Ahmadi: Let me say that the Taliban have not abandoned the entire system of the government. They are using the bureaucracy of the government in some cases, unfortunately, for repression. They have kept the body of the government’s bureaucracy for repression. For example, they have changed the Directorate of National Security into intelligence as a means of repression. Likewise, for them, the Ministries of Interior and Defense are means of repression. The Taliban have preserved the bureaucracy of the previous government in these fields but use them to suppress the people of Afghanistan.
At the same time, they have eliminated the structure of the government in specific other fields: They have broken the legal and executive structures that allowed the civil Society of Afghanistan to express themselves and to speak about their rights. They have destroyed the judiciary system’s configuration, have limited access to information, and consider public gatherings a kind of danger and threat. They hold a security perspective on public gatherings and treat them harshly. They have unofficially dissolved political parties and have removed the legal structure of parties in the Ministry of Justice. They destroyed the parliament and removed the legislative branch, where people’s representatives used to gather and legislate on behalf of the public. The parliament was functioning as a monitoring body of the government’s actions which the Taliban destroyed. They have weakened the academic independence of universities. They want to indoctrinate their views through these institutions and make everyone the same as themselves.
Be careful that civil society will lose its breath when these legal and executive structures are broken. Civil society breathes in the context of these institutions and within the capacities hidden in these institutions. It is good to pay attention to this point very seriously.
Let me also say another point to complete my words: All we express as setbacks or challenges do not mean that there is no capacity left in the country or there is no capacity in society at all. The Taliban indeed has the will to control, assimilate and suppress, but this will is not always successful. Because first of all, the Taliban is not an absolute and undisputed power that can do whatever it wants in Afghanistan. Because this group, anyway, has a series of international commitments. The minor responsibility it has to the international community and the minimum flexibility it shows towards the Afghanistan’s people is a capacity. It also creates accommodation for the civil society of Afghanistan. It gives them a chance to breathe and a chance to strengthen themselves. Afghanistan’s civil society should consider this an opportunity and use it for their improvement.
Another critical point is that we live in the age of digital.
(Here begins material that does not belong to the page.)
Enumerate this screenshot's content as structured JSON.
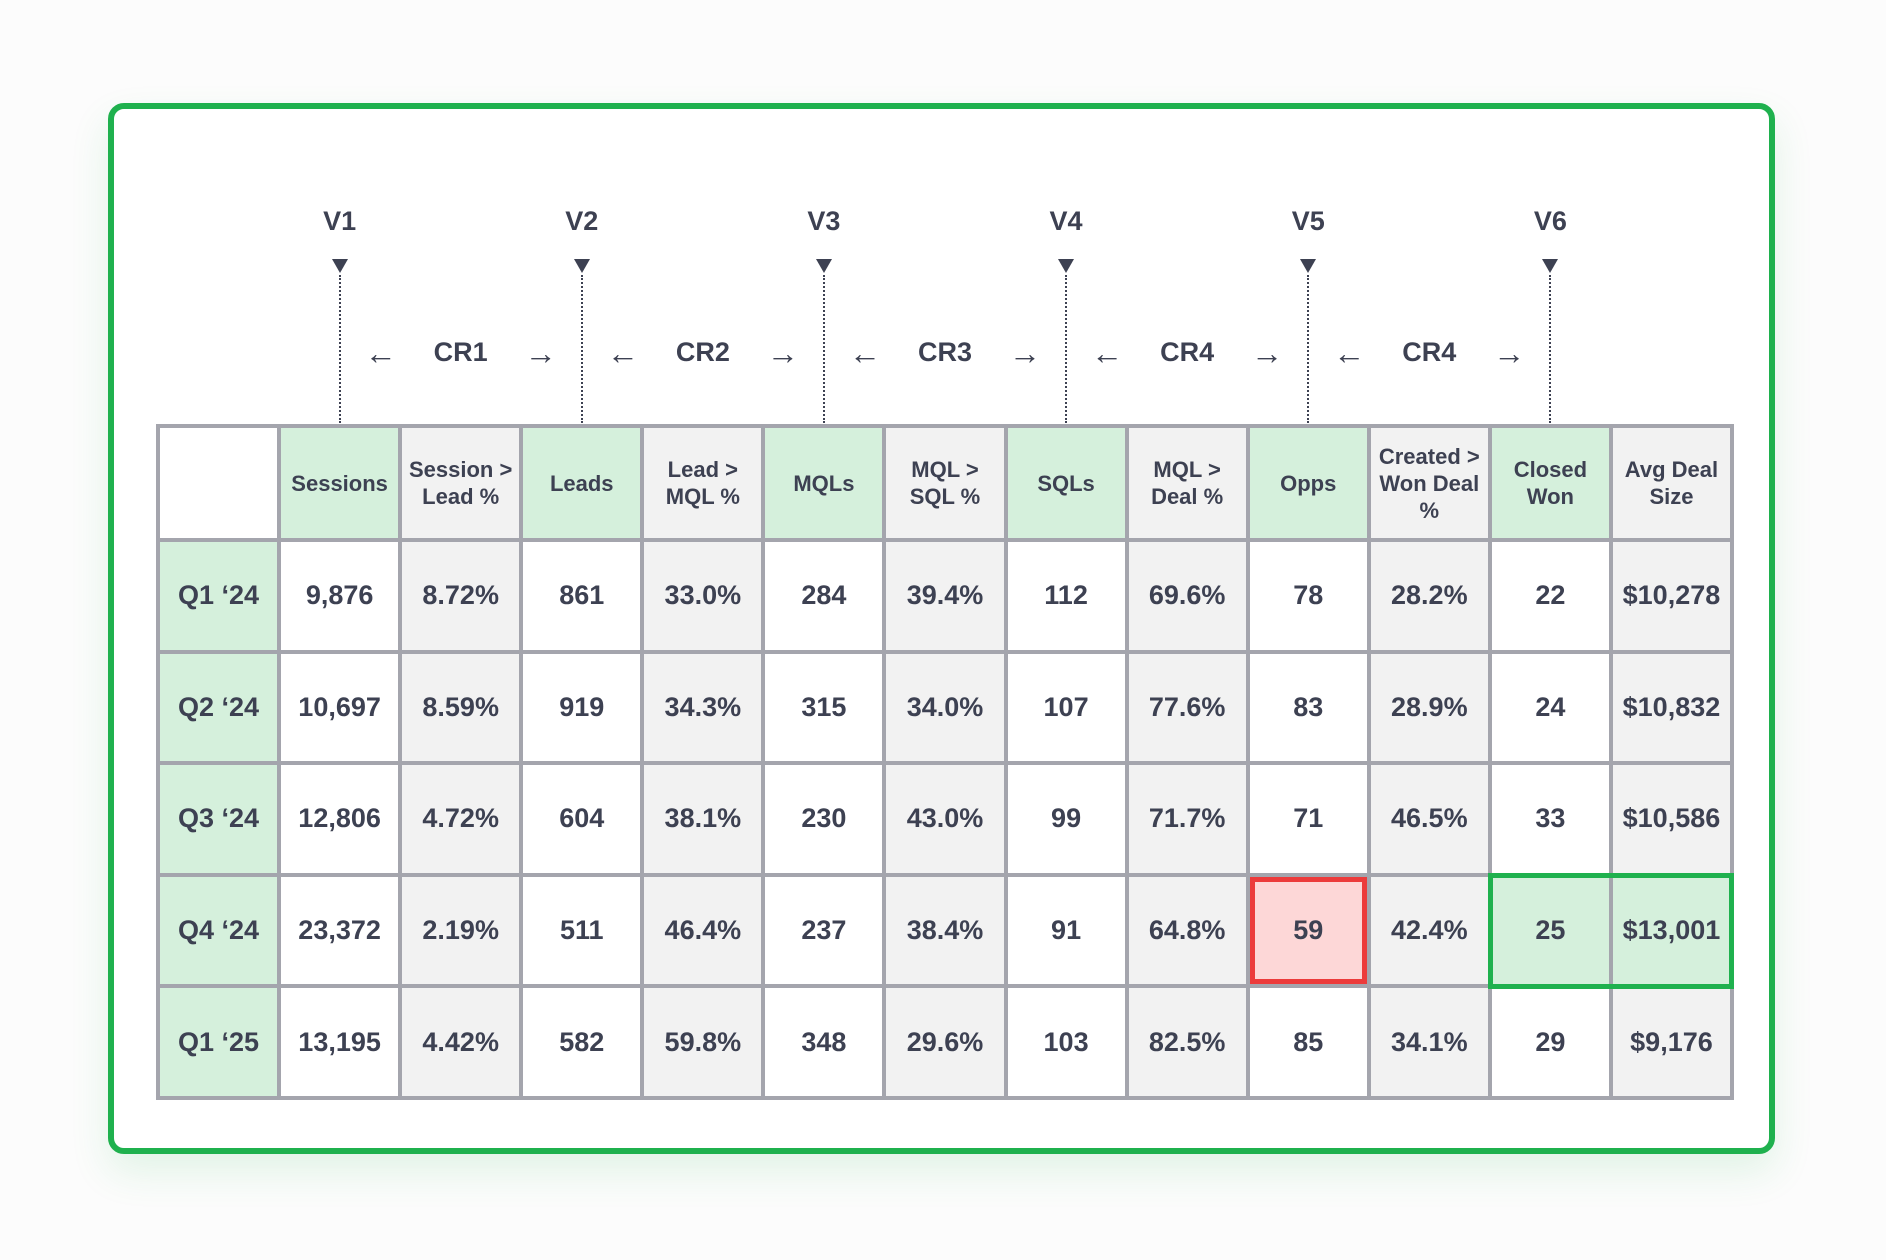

In the age of digital, no power can barrier access to information, neither teaching nor learning. These are the capacities that we can use. Another point is that the people of Afghanistan are engaged people of the world. They are global citizens. I think a famous American thinker has said that the people of Afghanistan are the people of the world. It is a people who live in the world. Many among them are aware of the world situation. According to this thinker, Afghans’ relationships and interactions with the world are more than American citizens. According to statistics, the average of travel, communication, and contact of Afghan people with the world is much larger than that of American citizens. These all create capacities that can be relied upon to overcome challenges.